Luke amazes me honestly. I have a small understand of how hard it is for him just to function at such a high level. It takes so much for him to make it at school daily. The minute he gets into the van, I can tell what kind of day he's had. There is not pretending the day went well for a child with autism. If it sucked ~ than, it sucked! If the day was okay or good ~ you'll know that too.
Today, well, it was one of those days where I just look at him and wonder what the future will hold. I wonder what God's plans are for my beautiful little boy. Luke has learned to control so much as he has grown and matured. When he was younger, he'd lay flat on the floor and have meltdowns...very loud meltdowns!! Those don't happen much anymore. They do pop up once in a while when he is tired and cranky. Luke has gotten better about actually looking at people in the eyes. It's still hard for him and not consistent, but so much better. Most of his little quirks, he does at home where he feels safe. It's been a long journey, but over all, he's doing better.
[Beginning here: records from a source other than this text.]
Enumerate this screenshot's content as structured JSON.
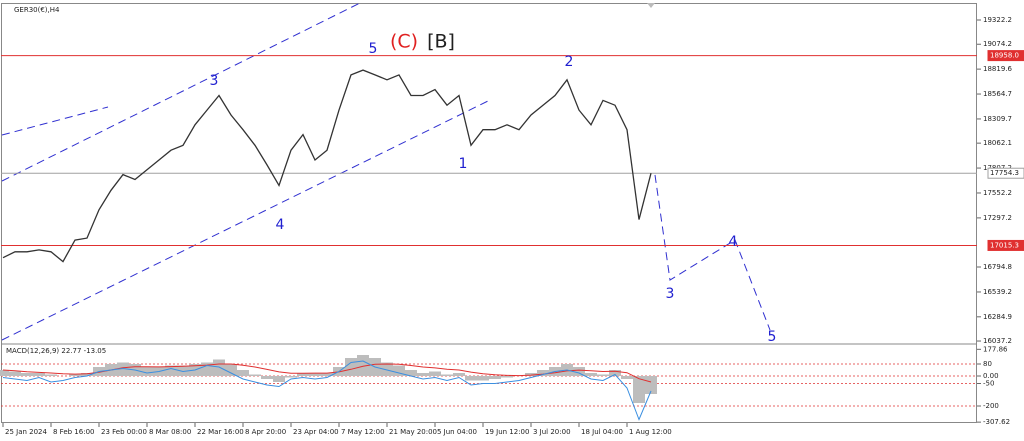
{
  "chart_data": [
    {
      "type": "line",
      "title": "GER30(€),H4",
      "color": "#333333",
      "categories": [
        "25 Jan 2024",
        null,
        null,
        null,
        "8 Feb 16:00",
        null,
        null,
        null,
        "23 Feb 00:00",
        null,
        null,
        null,
        "8 Mar 08:00",
        null,
        null,
        null,
        "22 Mar 16:00",
        null,
        null,
        null,
        "8 Apr 20:00",
        null,
        null,
        null,
        "23 Apr 04:00",
        null,
        null,
        null,
        "7 May 12:00",
        null,
        null,
        null,
        "21 May 20:00",
        null,
        null,
        null,
        "5 Jun 04:00",
        null,
        null,
        null,
        "19 Jun 12:00",
        null,
        null,
        null,
        "3 Jul 20:00",
        null,
        null,
        null,
        "18 Jul 04:00",
        null,
        null,
        null,
        "1 Aug 12:00",
        null,
        null
      ],
      "values": [
        16890,
        16950,
        16950,
        16970,
        16950,
        16850,
        17070,
        17090,
        17380,
        17580,
        17740,
        17690,
        17790,
        17890,
        17990,
        18040,
        18250,
        18400,
        18550,
        18350,
        18200,
        18040,
        17840,
        17630,
        17990,
        18150,
        17890,
        17990,
        18400,
        18760,
        18810,
        18760,
        18710,
        18760,
        18550,
        18550,
        18610,
        18450,
        18550,
        18040,
        18200,
        18200,
        18250,
        18200,
        18350,
        18450,
        18550,
        18710,
        18400,
        18250,
        18500,
        18450,
        18200,
        17280,
        17754.3
      ],
      "ylim": [
        16017,
        19486
      ],
      "yticks": [
        19322.2,
        19074.2,
        18819.6,
        18564.7,
        18309.7,
        18062.1,
        17807.2,
        17552.2,
        17297.2,
        16794.8,
        16539.2,
        16284.9,
        16037.2
      ],
      "hlines": [
        {
          "value": 18958.0,
          "label": "18958.0",
          "color": "#e03030"
        },
        {
          "value": 17754.3,
          "label": "17754.3",
          "color": "#a0a0a0"
        },
        {
          "value": 17015.3,
          "label": "17015.3",
          "color": "#e03030"
        }
      ],
      "annotations": [
        {
          "text": "5",
          "color": "#2020d0"
        },
        {
          "text": "(C)",
          "color": "#e02020"
        },
        {
          "text": "[B]",
          "color": "#202020"
        },
        {
          "text": "3",
          "color": "#2020d0"
        },
        {
          "text": "4",
          "color": "#2020d0"
        },
        {
          "text": "1",
          "color": "#2020d0"
        },
        {
          "text": "2",
          "color": "#2020d0"
        },
        {
          "text": "3",
          "color": "#2020d0"
        },
        {
          "text": "4",
          "color": "#2020d0"
        },
        {
          "text": "5",
          "color": "#2020d0"
        }
      ]
    },
    {
      "type": "macd",
      "title": "MACD(12,26,9) 22.77 -13.05",
      "ylim": [
        -320,
        200
      ],
      "yticks": [
        177.86,
        80,
        {
          "value": 0,
          "label": "0.00"
        },
        -50,
        -200,
        -307.62
      ],
      "grid": true,
      "series": [
        {
          "kind": "bar",
          "color": "#bdbdbd",
          "values": [
            40,
            30,
            20,
            20,
            10,
            0,
            10,
            20,
            60,
            80,
            90,
            80,
            60,
            60,
            70,
            70,
            80,
            90,
            110,
            80,
            40,
            10,
            -20,
            -40,
            -10,
            20,
            20,
            20,
            60,
            120,
            140,
            120,
            90,
            70,
            40,
            20,
            30,
            10,
            20,
            -30,
            -30,
            -20,
            -10,
            0,
            20,
            40,
            60,
            80,
            60,
            20,
            10,
            40,
            -20,
            -180,
            -120
          ]
        },
        {
          "kind": "line",
          "color": "#e03030",
          "values": [
            40,
            35,
            28,
            24,
            20,
            15,
            13,
            15,
            25,
            40,
            55,
            62,
            62,
            61,
            63,
            65,
            68,
            73,
            80,
            80,
            72,
            60,
            44,
            27,
            18,
            18,
            19,
            19,
            27,
            45,
            65,
            78,
            80,
            78,
            70,
            60,
            54,
            45,
            40,
            26,
            15,
            8,
            4,
            3,
            6,
            13,
            22,
            34,
            39,
            35,
            30,
            32,
            22,
            -18,
            -40
          ]
        },
        {
          "kind": "line",
          "color": "#3b8fe0",
          "values": [
            -10,
            -20,
            -30,
            -10,
            -40,
            -30,
            -10,
            0,
            30,
            40,
            50,
            40,
            20,
            30,
            50,
            30,
            40,
            70,
            60,
            20,
            -20,
            -40,
            -60,
            -70,
            -20,
            -10,
            -20,
            -10,
            30,
            90,
            100,
            60,
            40,
            20,
            0,
            -20,
            -10,
            -30,
            -10,
            -60,
            -50,
            -50,
            -40,
            -30,
            -10,
            10,
            30,
            40,
            20,
            -20,
            -30,
            10,
            -80,
            -290,
            -100
          ]
        }
      ]
    }
  ]
}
He has a social studies test tomorrow and he studied so hard tonight. Science & social studies is so hard for him. Those sixth grade text books are not even written on a sixth grade level. Did you know that? If you analyze the word content and such, it's about an eighth grade level. That is a big stretch for a boy that's reading maybe a third or fourth grade level! :( But, Luke tries. He tries so hard. It's hard to know your different and know that it's so much harder for you ~ and try to stay positive. Somehow, Luke does. I know that's God hand in his life and I pray for that to continue. He inspires me! What a blessing through it all!
1 comment:
He stays positive because you do! He has an awesome teacher. : ) We all cry out to God, and He DOES hear us. I'm sure of it. I pray for God to continue to keep Luke close too! Bless you and your family-you are so sweet.